A few weeks later, someone from WriteGirl called Berland to say the group had “the perfect young girl” for her—Amanda Gorman. She was already well on her way, having been selected as Los Angeles Youth Poet Laureate in 2014, and publishing a book of poetry, “The One for Whom Food Is Not Enough” in 2015.
Gorman’s passion was clear. In a poem published in a WriteGirl anthology when she was 14 years-old, she wrote, “Poetry is your voice when you don’t have one/It is who you are when you don’t know.”
Berland, who has an MFA from Warren Wilson College in North Carolina, has published prize-winning poetry, and also wrote “Hours of Devotion: Fanny Neuda’s Book of Prayers for Jewish Women” (Schocken, 2007), a verse adaptation of the first Jewish prayer book by a woman. Her poetic translations channel Neuda’s 19th-century voice through a modern sensibility.
The two women, 60 years apart, began working together at a Coffee Bean and Tea Leaf in West Los Angeles.
“She was primarily a spoken-word poet,” Berland recalled. “Maya Angelou was her favorite. So we studied poetry on the page, how poems live on as literature.
“She’s really a genius, totally brilliant,” she added. “She wanted professional guidance from a writer.”
Sitting in the noisy café, Berland and Gorman read poets like Terrance Hayes and Yusef Komunyakaa. They read Rita Dove, the first African-American to hold the title of U.S. Poet Laureate, and Natasha Trethewey, a more recent U.S. Poet Laureate.
Berland gave Gorman assignments she herself had in graduate school, which she said Gorman aced, though she was just 16. Berland gave Gorman prompts to write from, and Gorman, to Berland’s astonishment, would be able to concentrate and write amidst the din. On her own, Gorman devoured biographies of poets.
“She wanted to understand how poets became poets,” Berland said.
Gorman, who was raised by her mother, who teaches in public school, pursued every opportunity, including the Milken Scholars Program, which provides financial assistance to a select group of high school students.
“She’s very enterprising,” said Berland. “You know how she got to Milken? She picked up a flyer. She found things out herself. She wanted to succeed, she wanted to go to a good school.”
In 2016, Gorman went to Harvard University on a full scholarship, and Berland’s formal mentorship ended. The two women continued to meet and talk poetry when Gorman returned home to Santa Monica during the summer. In 2017, Gorman was selected as the first National Youth Poet Laureate and invited to recite a poem at a Library of Congress program honoring Tracy K. Smith as America’s Poet Laureate.
Gorman’s mother couldn’t attend, so Berland flew out and the two shared a room in a Georgetown hotel.

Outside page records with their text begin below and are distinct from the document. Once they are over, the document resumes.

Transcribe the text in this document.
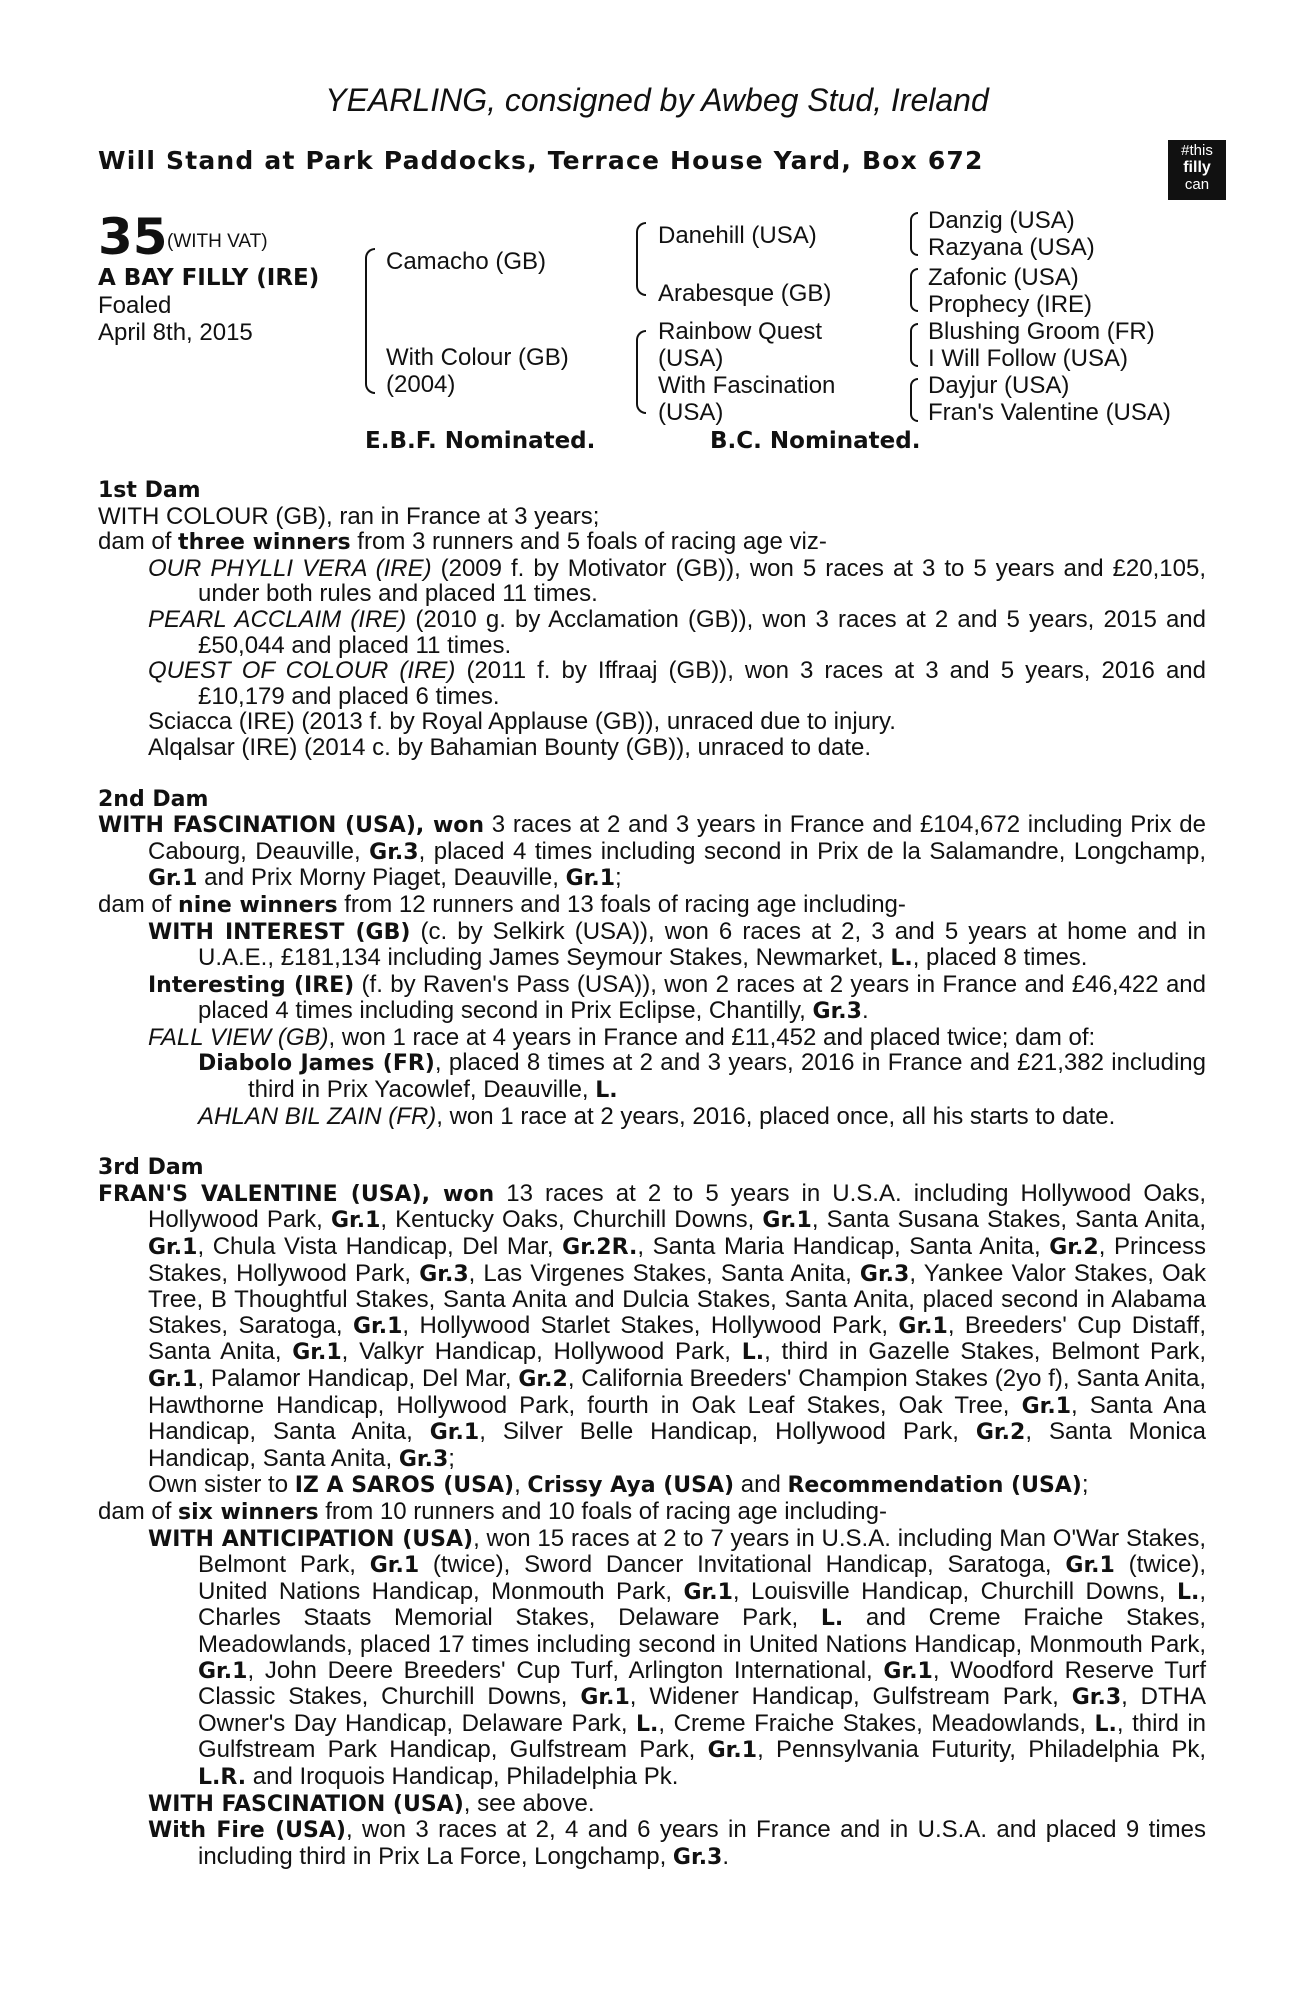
YEARLING, consigned by Awbeg Stud, Ireland
Will Stand at Park Paddocks, Terrace House Yard, Box 672	#this
filly
can
35 (WITH VAT)
A BAY FILLY (IRE)
Foaled
April 8th, 2015
Camacho (GB)
With Colour (GB)
(2004)
Danehill (USA)
Arabesque (GB)
Rainbow Quest
(USA)
With Fascination
(USA)
Danzig (USA)
Razyana (USA)
Zafonic (USA)
Prophecy (IRE)
Blushing Groom (FR)
I Will Follow (USA)
Dayjur (USA)
Fran's Valentine (USA)
E.B.F. Nominated.	B.C. Nominated.
1st Dam

WITH COLOUR (GB), ran in France at 3 years;

dam of three winners from 3 runners and 5 foals of racing age viz-

OUR PHYLLI VERA (IRE) (2009 f. by Motivator (GB)), won 5 races at 3 to 5 years and £20,105, under both rules and placed 11 times.

PEARL ACCLAIM (IRE) (2010 g. by Acclamation (GB)), won 3 races at 2 and 5 years, 2015 and £50,044 and placed 11 times.

QUEST OF COLOUR (IRE) (2011 f. by Iffraaj (GB)), won 3 races at 3 and 5 years, 2016 and £10,179 and placed 6 times.

Sciacca (IRE) (2013 f. by Royal Applause (GB)), unraced due to injury.

Alqalsar (IRE) (2014 c. by Bahamian Bounty (GB)), unraced to date.

2nd Dam

WITH FASCINATION (USA), won 3 races at 2 and 3 years in France and £104,672 including Prix de Cabourg, Deauville, Gr.3, placed 4 times including second in Prix de la Salamandre, Longchamp, Gr.1 and Prix Morny Piaget, Deauville, Gr.1;

dam of nine winners from 12 runners and 13 foals of racing age including-

WITH INTEREST (GB) (c. by Selkirk (USA)), won 6 races at 2, 3 and 5 years at home and in U.A.E., £181,134 including James Seymour Stakes, Newmarket, L., placed 8 times.

Interesting (IRE) (f. by Raven's Pass (USA)), won 2 races at 2 years in France and £46,422 and placed 4 times including second in Prix Eclipse, Chantilly, Gr.3.

FALL VIEW (GB), won 1 race at 4 years in France and £11,452 and placed twice; dam of:

Diabolo James (FR), placed 8 times at 2 and 3 years, 2016 in France and £21,382 including third in Prix Yacowlef, Deauville, L.

AHLAN BIL ZAIN (FR), won 1 race at 2 years, 2016, placed once, all his starts to date.

3rd Dam

FRAN'S VALENTINE (USA), won 13 races at 2 to 5 years in U.S.A. including Hollywood Oaks, Hollywood Park, Gr.1, Kentucky Oaks, Churchill Downs, Gr.1, Santa Susana Stakes, Santa Anita, Gr.1, Chula Vista Handicap, Del Mar, Gr.2R., Santa Maria Handicap, Santa Anita, Gr.2, Princess Stakes, Hollywood Park, Gr.3, Las Virgenes Stakes, Santa Anita, Gr.3, Yankee Valor Stakes, Oak Tree, B Thoughtful Stakes, Santa Anita and Dulcia Stakes, Santa Anita, placed second in Alabama Stakes, Saratoga, Gr.1, Hollywood Starlet Stakes, Hollywood Park, Gr.1, Breeders' Cup Distaff, Santa Anita, Gr.1, Valkyr Handicap, Hollywood Park, L., third in Gazelle Stakes, Belmont Park, Gr.1, Palamor Handicap, Del Mar, Gr.2, California Breeders' Champion Stakes (2yo f), Santa Anita, Hawthorne Handicap, Hollywood Park, fourth in Oak Leaf Stakes, Oak Tree, Gr.1, Santa Ana Handicap, Santa Anita, Gr.1, Silver Belle Handicap, Hollywood Park, Gr.2, Santa Monica Handicap, Santa Anita, Gr.3;

Own sister to IZ A SAROS (USA), Crissy Aya (USA) and Recommendation (USA);

dam of six winners from 10 runners and 10 foals of racing age including-

WITH ANTICIPATION (USA), won 15 races at 2 to 7 years in U.S.A. including Man O'War Stakes, Belmont Park, Gr.1 (twice), Sword Dancer Invitational Handicap, Saratoga, Gr.1 (twice), United Nations Handicap, Monmouth Park, Gr.1, Louisville Handicap, Churchill Downs, L., Charles Staats Memorial Stakes, Delaware Park, L. and Creme Fraiche Stakes, Meadowlands, placed 17 times including second in United Nations Handicap, Monmouth Park, Gr.1, John Deere Breeders' Cup Turf, Arlington International, Gr.1, Woodford Reserve Turf Classic Stakes, Churchill Downs, Gr.1, Widener Handicap, Gulfstream Park, Gr.3, DTHA Owner's Day Handicap, Delaware Park, L., Creme Fraiche Stakes, Meadowlands, L., third in Gulfstream Park Handicap, Gulfstream Park, Gr.1, Pennsylvania Futurity, Philadelphia Pk, L.R. and Iroquois Handicap, Philadelphia Pk.

WITH FASCINATION (USA), see above.

With Fire (USA), won 3 races at 2, 4 and 6 years in France and in U.S.A. and placed 9 times including third in Prix La Force, Longchamp, Gr.3.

By then, the young poet had become obsessed by the musical “Hamilton,” which would resonate, famously, in her poem at the inauguration.
“She would be sitting in the room putting on makeup and singing it,” said Berland. “She had it memorized.”
At the Library of Congress, Gorman read first, a poem she wrote for the occasion, “An American Lyric.”
Berland clearly remembers the first line: There is a poem in this place.
When Gorman finished, the crowd in the packed auditorium gave her a standing ovation. People rushed to congratulate her.
“She couldn’t get out,” Berland recalled.
I saw the same reaction on the dais following the inauguration. What, I asked Berland, is the power of her poetry?
“’There is a poem in this place,’” Berland responded, quoting that opening line from years ago. “What I think is unique about her is her vision of herself in the stream of history. She understands her place in history and writes her poems from that depth of understanding. At 17, she was writing about her ancestors. That is where she gets her strength, from that sweep of history.”
They are, then a fortuitous match. Berland’s own work, including her book of Neuda translations, often channels her Jewish ancestors — or, as Berland put it, “voices that echo through the centuries.”
As for Gorman, Berland said “she has gone from one success to the next.”
“This is her medium,” Berland said proudly. “Being able to speak to the public through poetry.”